Creme de cacao helps deliver added moistness to this roasted-pumpkin bread with chocolate chips.
- 1 sugar pumpkin - seeded, peeled, and cut into cubes
- 1 tablespoon olive oil
- 1 teaspoon salt
- cooking spray
- ½ cup sour cream
- ⅓ cup creme de cacao liqueur
- ¼ cup butter, softened
- 1 ⅓ cups brown sugar
- 2 eggs
- 1 teaspoon vanilla extract
- 2 cups all-purpose flour
- 1 tablespoon pumpkin pie spice
- 1 teaspoon baking soda
- 1 teaspoon baking powder
- ¼ teaspoon salt
- 5 ounces chocolate chips
- Preheat oven to 325 degrees F (165 degrees C).
- Toss pumpkin cubes, olive oil, and 1 teaspoon salt together in a bowl; spread onto a baking sheet.
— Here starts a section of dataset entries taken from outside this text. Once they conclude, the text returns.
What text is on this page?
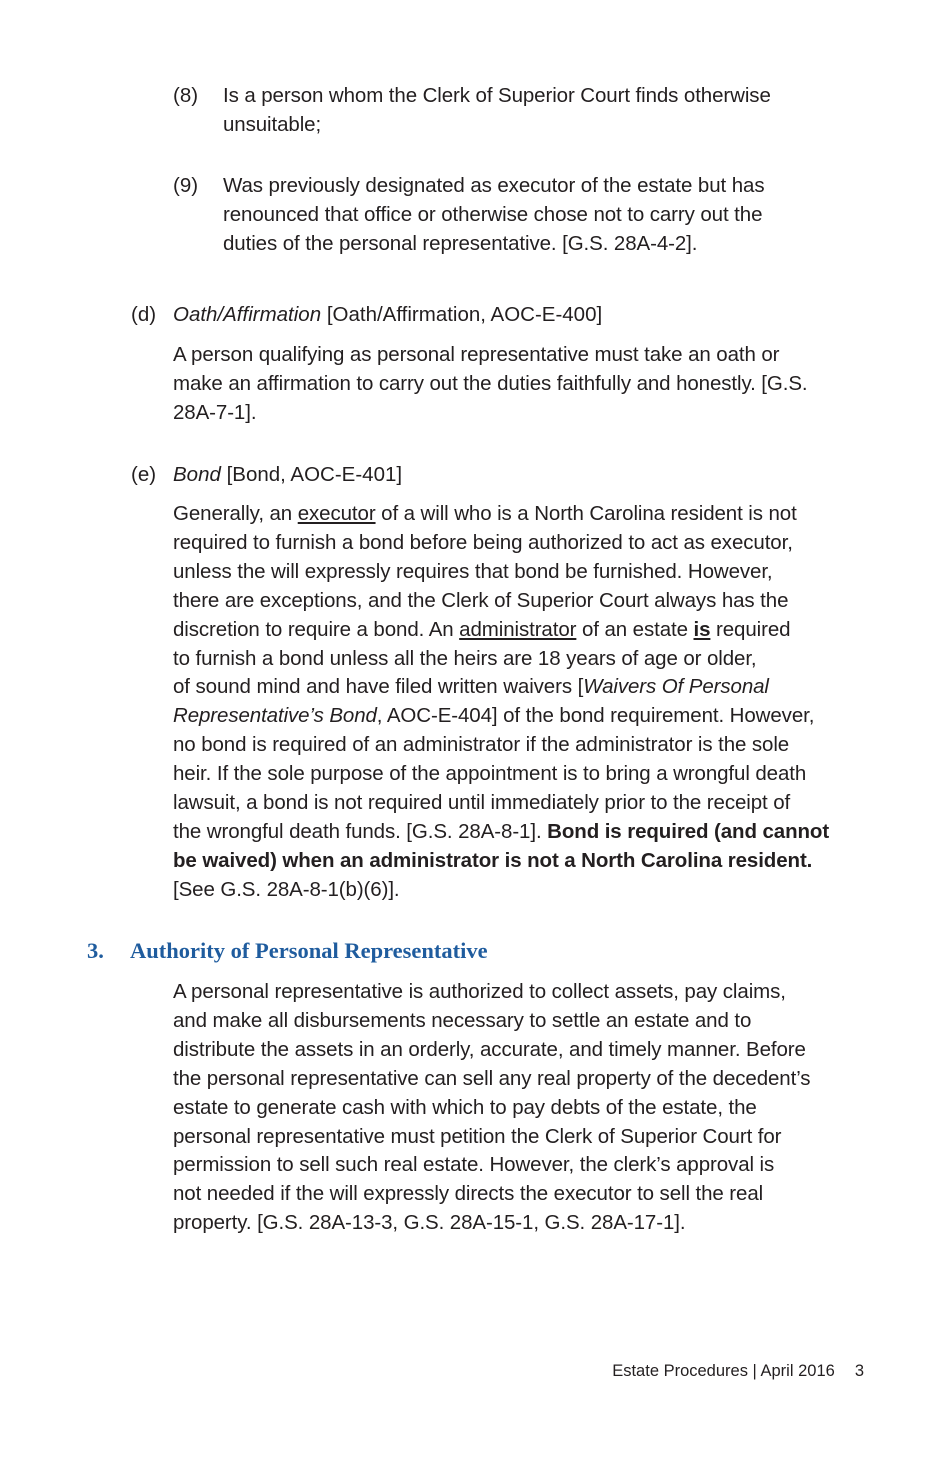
(8) Is a person whom the Clerk of Superior Court finds otherwise
unsuitable;
(9) Was previously designated as executor of the estate but has
renounced that office or otherwise chose not to carry out the
duties of the personal representative. [G.S. 28A-4-2].
(d) Oath/Affirmation [Oath/Affirmation, AOC-E-400]
A person qualifying as personal representative must take an oath or
make an affirmation to carry out the duties faithfully and honestly. [G.S.
28A-7-1].
(e) Bond [Bond, AOC-E-401]
Generally, an executor of a will who is a North Carolina resident is not
required to furnish a bond before being authorized to act as executor,
unless the will expressly requires that bond be furnished. However,
there are exceptions, and the Clerk of Superior Court always has the
discretion to require a bond. An administrator of an estate is required
to furnish a bond unless all the heirs are 18 years of age or older,
of sound mind and have filed written waivers [Waivers Of Personal
Representative’s Bond, AOC-E-404] of the bond requirement. However,
no bond is required of an administrator if the administrator is the sole
heir. If the sole purpose of the appointment is to bring a wrongful death
lawsuit, a bond is not required until immediately prior to the receipt of
the wrongful death funds. [G.S. 28A-8-1]. Bond is required (and cannot
be waived) when an administrator is not a North Carolina resident.
[See G.S. 28A-8-1(b)(6)].
3. Authority of Personal Representative
A personal representative is authorized to collect assets, pay claims,
and make all disbursements necessary to settle an estate and to
distribute the assets in an orderly, accurate, and timely manner. Before
the personal representative can sell any real property of the decedent’s
estate to generate cash with which to pay debts of the estate, the
personal representative must petition the Clerk of Superior Court for
permission to sell such real estate. However, the clerk’s approval is
not needed if the will expressly directs the executor to sell the real
property. [G.S. 28A-13-3, G.S. 28A-15-1, G.S. 28A-17-1].
Estate Procedures | April 2016 3
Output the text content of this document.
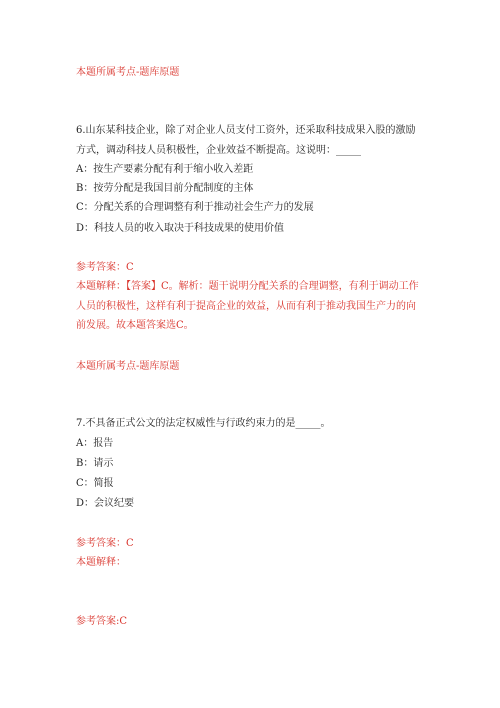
本题所属考点-题库原题
6.山东某科技企业，除了对企业人员支付工资外，还采取科技成果入股的激励
方式，调动科技人员积极性，企业效益不断提高。这说明：_____
A：按生产要素分配有利于缩小收入差距
B：按劳分配是我国目前分配制度的主体
C：分配关系的合理调整有利于推动社会生产力的发展
D：科技人员的收入取决于科技成果的使用价值
参考答案：C
本题解释：【答案】C。解析：题干说明分配关系的合理调整，有利于调动工作
人员的积极性，这样有利于提高企业的效益，从而有利于推动我国生产力的向
前发展。故本题答案选C。
本题所属考点-题库原题
7.不具备正式公文的法定权威性与行政约束力的是_____。
A：报告
B：请示
C：简报
D：会议纪要
参考答案：C
本题解释：
参考答案:C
- Roast pumpkin in preheated oven for 30 minutes, increase heat to 425 degrees F (220 degrees C), and continue roasting until the pumpkin is tender, about 30 minutes more.
- Cool pumpkin cubes completely. Trim away outer edges so you have only soft, mashable pumpkin remaining. Measure 2 cups of mashed pumpkin; reserve remainder for another use.
- Preheat oven to 350 degrees F (175 degrees C). Prepare a 9x13-inch baking dish with cooking spray.
- Mash 2 cups pumpkin, sour cream, and creme de cacao together in a bowl with a potato masher until the mixture is relatively lump-free.
- Beat butter and sugar together in a large bowl with an electric mixer until light and fluffy; add eggs one at a time, thoroughly beating each egg into the butter mixture before adding the next. Beat vanilla extract and the pumpkin mixture into the butter mixture with the last egg.
- Mix flour, pumpkin pie spice, baking soda, baking powder, and 1/4 teaspoon salt together in a separate bowl; stir into the pumpkin mixture. Fold chocolate chips through the resulting batter and pour into the prepared baking dish.
- Bake in the preheated oven until a toothpick inserted into the center comes out clean, about 50 minutes.